◎纸易碎,意难平。◎
元宵一过,年节便算尽了。
偌大皇京又恢复了往日光景,钊虹摇着扇子在金鼎轩迎来送往,李守常从家宅换到书院继续著书,李聿终日之乎者也。
而李三一,则像是铁了心要把小徒弟的舌头变成最精密的秤。
这两日,秀秀已尝遍了死咸、齁甜、巨酸和爆辣。
对此,李三一自有说法:“尝过极味,知了边界,舌头才能有数。”
秀秀有苦难言,只听四勺摸摸鼻子说道:“师妹莫慌,都是这么过来的。”
终于,在第三日,李三一准许她跟案。
这是绝佳的偷师路子,一整日下来,眼看耳听,心记脑思,待金鼎轩兴阑人散,身心俱疲,总算熬到放饭时分。

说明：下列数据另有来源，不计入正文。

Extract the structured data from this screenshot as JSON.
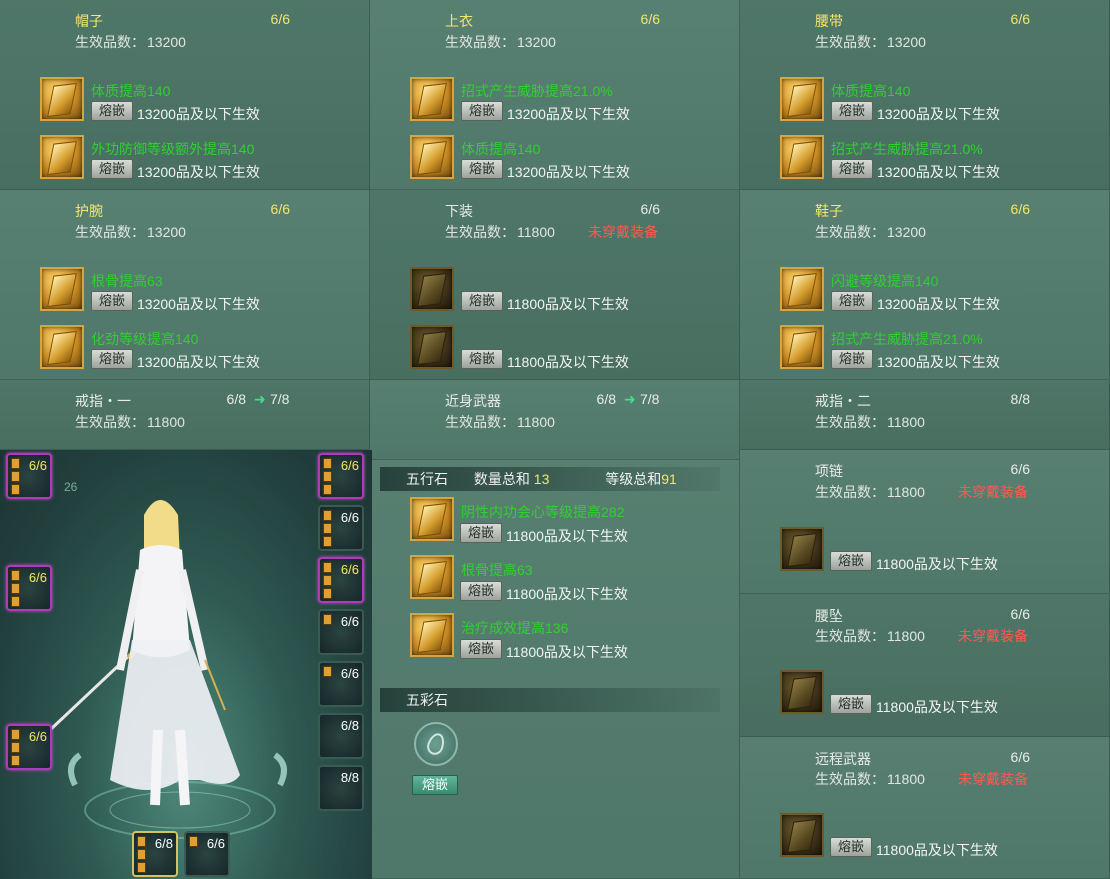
{
  "labels": {
    "effective_grade": "生效品数：",
    "inlay": "熔嵌",
    "not_worn": "未穿戴装备"
  },
  "equipment": [
    {
      "name": "帽子",
      "count": "6/6",
      "grade": "13200",
      "gems": [
        {
          "attr": "体质提高140",
          "req": "13200品及以下生效"
        },
        {
          "attr": "外功防御等级额外提高140",
          "req": "13200品及以下生效"
        }
      ]
    },
    {
      "name": "上衣",
      "count": "6/6",
      "grade": "13200",
      "gems": [
        {
          "attr": "招式产生威胁提高21.0%",
          "req": "13200品及以下生效"
        },
        {
          "attr": "体质提高140",
          "req": "13200品及以下生效"
        }
      ]
    },
    {
      "name": "腰带",
      "count": "6/6",
      "grade": "13200",
      "gems": [
        {
          "attr": "体质提高140",
          "req": "13200品及以下生效"
        },
        {
          "attr": "招式产生威胁提高21.0%",
          "req": "13200品及以下生效"
        }
      ]
    },
    {
      "name": "护腕",
      "count": "6/6",
      "grade": "13200",
      "gems": [
        {
          "attr": "根骨提高63",
          "req": "13200品及以下生效"
        },
        {
          "attr": "化劲等级提高140",
          "req": "13200品及以下生效"
        }
      ]
    },
    {
      "name": "下装",
      "count": "6/6",
      "grade": "11800",
      "warn": "未穿戴装备",
      "gems": [
        {
          "attr": "",
          "req": "11800品及以下生效"
        },
        {
          "attr": "",
          "req": "11800品及以下生效"
        }
      ]
    },
    {
      "name": "鞋子",
      "count": "6/6",
      "grade": "13200",
      "gems": [
        {
          "attr": "闪避等级提高140",
          "req": "13200品及以下生效"
        },
        {
          "attr": "招式产生威胁提高21.0%",
          "req": "13200品及以下生效"
        }
      ]
    },
    {
      "name": "戒指・一",
      "count": "6/8",
      "next": "7/8",
      "grade": "11800"
    },
    {
      "name": "近身武器",
      "count": "6/8",
      "next": "7/8",
      "grade": "11800"
    },
    {
      "name": "戒指・二",
      "count": "8/8",
      "grade": "11800"
    },
    {
      "name": "项链",
      "count": "6/6",
      "grade": "11800",
      "warn": "未穿戴装备",
      "gems": [
        {
          "attr": "",
          "req": "11800品及以下生效"
        }
      ]
    },
    {
      "name": "腰坠",
      "count": "6/6",
      "grade": "11800",
      "warn": "未穿戴装备",
      "gems": [
        {
          "attr": "",
          "req": "11800品及以下生效"
        }
      ]
    },
    {
      "name": "远程武器",
      "count": "6/6",
      "grade": "11800",
      "warn": "未穿戴装备",
      "gems": [
        {
          "attr": "",
          "req": "11800品及以下生效"
        }
      ]
    }
  ],
  "wuxing": {
    "title": "五行石",
    "qty_label": "数量总和",
    "qty": "13",
    "level_label": "等级总和",
    "level": "91",
    "gems": [
      {
        "attr": "阴性内功会心等级提高282",
        "req": "11800品及以下生效"
      },
      {
        "attr": "根骨提高63",
        "req": "11800品及以下生效"
      },
      {
        "attr": "治疗成效提高136",
        "req": "11800品及以下生效"
      }
    ]
  },
  "wucai": {
    "title": "五彩石",
    "button": "熔嵌"
  },
  "char_slots": {
    "left": [
      "6/6",
      "6/6",
      "6/6"
    ],
    "right": [
      "6/6",
      "6/6",
      "6/6",
      "6/6",
      "6/6",
      "6/8",
      "8/8"
    ],
    "bottom": [
      "6/8",
      "6/6"
    ],
    "faint_number": "26"
  },
  "colors": {
    "attr_green": "#2fd02f",
    "count_yellow": "#f3e66a",
    "warn_red": "#ff5a4c",
    "gem_gold": "#d6a540",
    "slot_purple": "#b03bb8"
  }
}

后厨的喧嚷被一道布帘隔开,里间小桌上,三碗饭,几碟清淡小菜。
秀秀捧着碗,专心剃着鱼刺,李三一低沉的声音便响了起来。
“四月,京里要办厨艺大赛。”李三一呷口茶水,语气平平,问向二人,“可听说了?”
四勺当即点点头,眼里燃起一簇火,带着一股压抑不住的劲头。
秀秀抬起头来,筷箸尖上的鱼肉啪嗒掉回碗里。
李三一目光扫过两个徒弟,在秀秀疑惑的脸上略一停顿,道:“这回,你们俩都去。”
“我也去?”秀秀脱口而出,声音因诧异而变得尖细,“师父,我才刚学会切出匀称的萝卜花,调味都还拿不准......”
“谁指望你拿名次了?”李三一放下茶盏,语气里带着一丝哼笑,“是让你去瞧瞧,天有多高,地有多厚,去看看别人锅里的火,别人刀下的工,一直缩在后厨,能学到什么真见识?”
这番话压下秀秀些许慌乱,她悄悄松了口气。
桌上安静一息,李三一忽然问:“前几日,故意给佛跳墙撒盐的那小厮......今儿个午后,我在后院又见着他了。”
四勺和秀秀皆是脸色一沉,秀秀记得那个小厮,估摸着在年前打探她拜师之事时,便已不安好心。
“我正巧出门,见他跪在那儿,求管事的给条生路。”李三一继续道,“管事的没松口,他也就走了,咬牙切齿的,怕是恨上了。”
里间安静下来,李三一神色严肃,目光在徒弟身上睃了一圈。
“他若踏实肯干,未必混不上一口饭,可心思歪了,路走斜了,金鼎轩不敢用的人,哪家正经厨房还敢用?”
他语重心长地开口:“你们都给我记牢喽,学做菜,得先学做人,品性不正不稳,灶王爷早晚得算到你头上!”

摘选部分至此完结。